Reputation: 576
In order to check to see if a string is a valid regular expression I use the following piece of code:
import re
try:
re.compile('(0*|2*)')
is_valid = True
print(is_valid)
except re.error:
is_valid = False
print(is_valid)
My question is how does re.compile('(0*|2*)')
check to see if the string passed in is a valid regular expression. In other words, what is it doing behind the scenes to the string to check if it is valid or not. What I thought it was doing it maybe turning the string to a list, in example the string '(0*|2*)' as a list would be:
['(', '0', '*', '|', '2', '*', ')']
and then check to see if the first and last items are valid when combined and if it is move on to the second item and second last item and repeat the process, however this is not the case because it would return false at *2.
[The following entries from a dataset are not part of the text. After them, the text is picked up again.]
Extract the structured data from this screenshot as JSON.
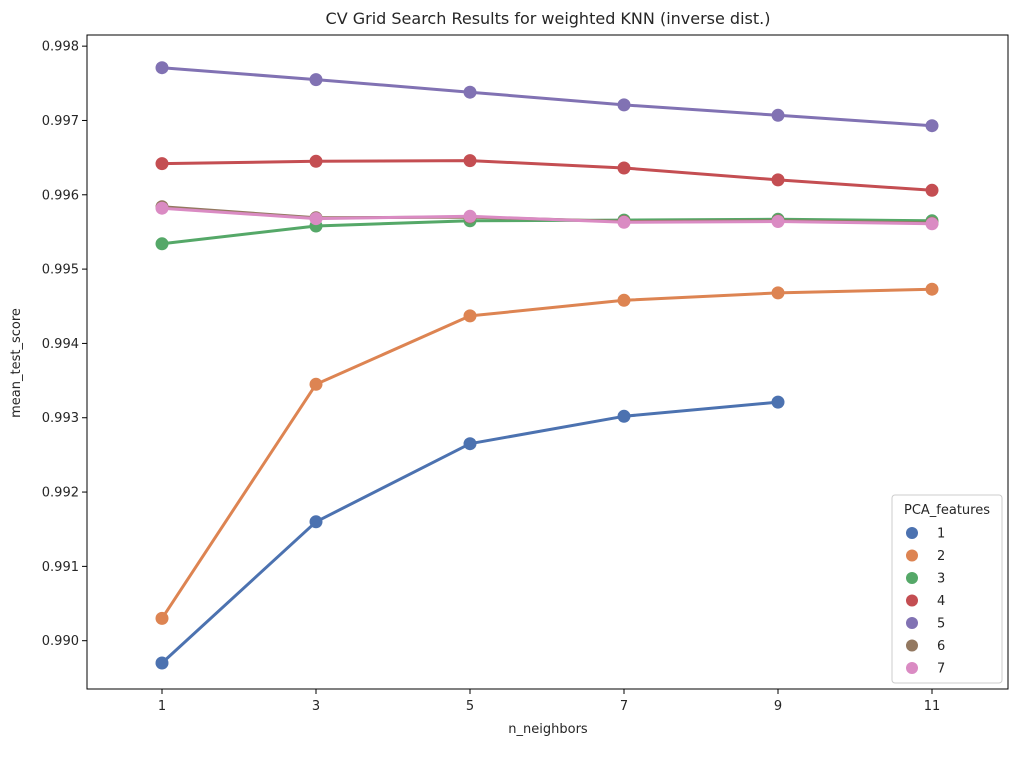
{
  "chart_data": {
    "type": "line",
    "title": "CV Grid Search Results for weighted KNN (inverse dist.)",
    "xlabel": "n_neighbors",
    "ylabel": "mean_test_score",
    "categories": [
      "1",
      "3",
      "5",
      "7",
      "9",
      "11"
    ],
    "ylim": [
      0.98935,
      0.99815
    ],
    "yticks": [
      "0.990",
      "0.991",
      "0.992",
      "0.993",
      "0.994",
      "0.995",
      "0.996",
      "0.997",
      "0.998"
    ],
    "grid": false,
    "legend": {
      "title": "PCA_features",
      "placement": "bottom-right"
    },
    "series": [
      {
        "name": "1",
        "color": "#4c72b0",
        "values": [
          0.9897,
          0.9916,
          0.99265,
          0.99302,
          0.99321,
          null
        ]
      },
      {
        "name": "2",
        "color": "#dd8452",
        "values": [
          0.9903,
          0.99345,
          0.99437,
          0.99458,
          0.99468,
          0.99473
        ]
      },
      {
        "name": "3",
        "color": "#55a868",
        "values": [
          0.99534,
          0.99558,
          0.99565,
          0.99566,
          0.99567,
          0.99565
        ]
      },
      {
        "name": "4",
        "color": "#c44e52",
        "values": [
          0.99642,
          0.99645,
          0.99646,
          0.99636,
          0.9962,
          0.99606
        ]
      },
      {
        "name": "5",
        "color": "#8172b3",
        "values": [
          0.99771,
          0.99755,
          0.99738,
          0.99721,
          0.99707,
          0.99693
        ]
      },
      {
        "name": "6",
        "color": "#937860",
        "values": [
          0.99584,
          0.99569,
          0.9957,
          0.99564,
          0.99565,
          0.99562
        ]
      },
      {
        "name": "7",
        "color": "#da8bc3",
        "values": [
          0.99582,
          0.99568,
          0.99571,
          0.99563,
          0.99564,
          0.99561
        ]
      }
    ]
  }
}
If anyone can explain the algorithm/how it checks to see if a string passed in is a valid regular expression in terms of pseudocode at least that would be really appreciated.
Upvotes: 2
Views: 87
Reputation: 46365
The re.compile
command parses the string. You can see what it is doing with the re.DEBUG
flag:
re.compile('(0*|2*)',re.DEBUG)
subpattern 1
branch
max_repeat 0 65535
literal 48
or
max_repeat 0 65535
literal 50
<_sre.SRE_Pattern object at 0x101b6b780>
When your expression has an error, you will see exactly what and how:
re.compile('(0*|2*\)',re.DEBUG)
Traceback (most recent call last):
File "<stdin>", line 1, in <module>
File "/System/Library/Frameworks/Python.framework/Versions/2.7/lib/python2.7/re.py", line 190, in compile
return _compile(pattern, flags)
File "/System/Library/Frameworks/Python.framework/Versions/2.7/lib/python2.7/re.py", line 244, in _compile
raise error, v # invalid expression
sre_constants.error: unbalanced parenthesis
Upvotes: 1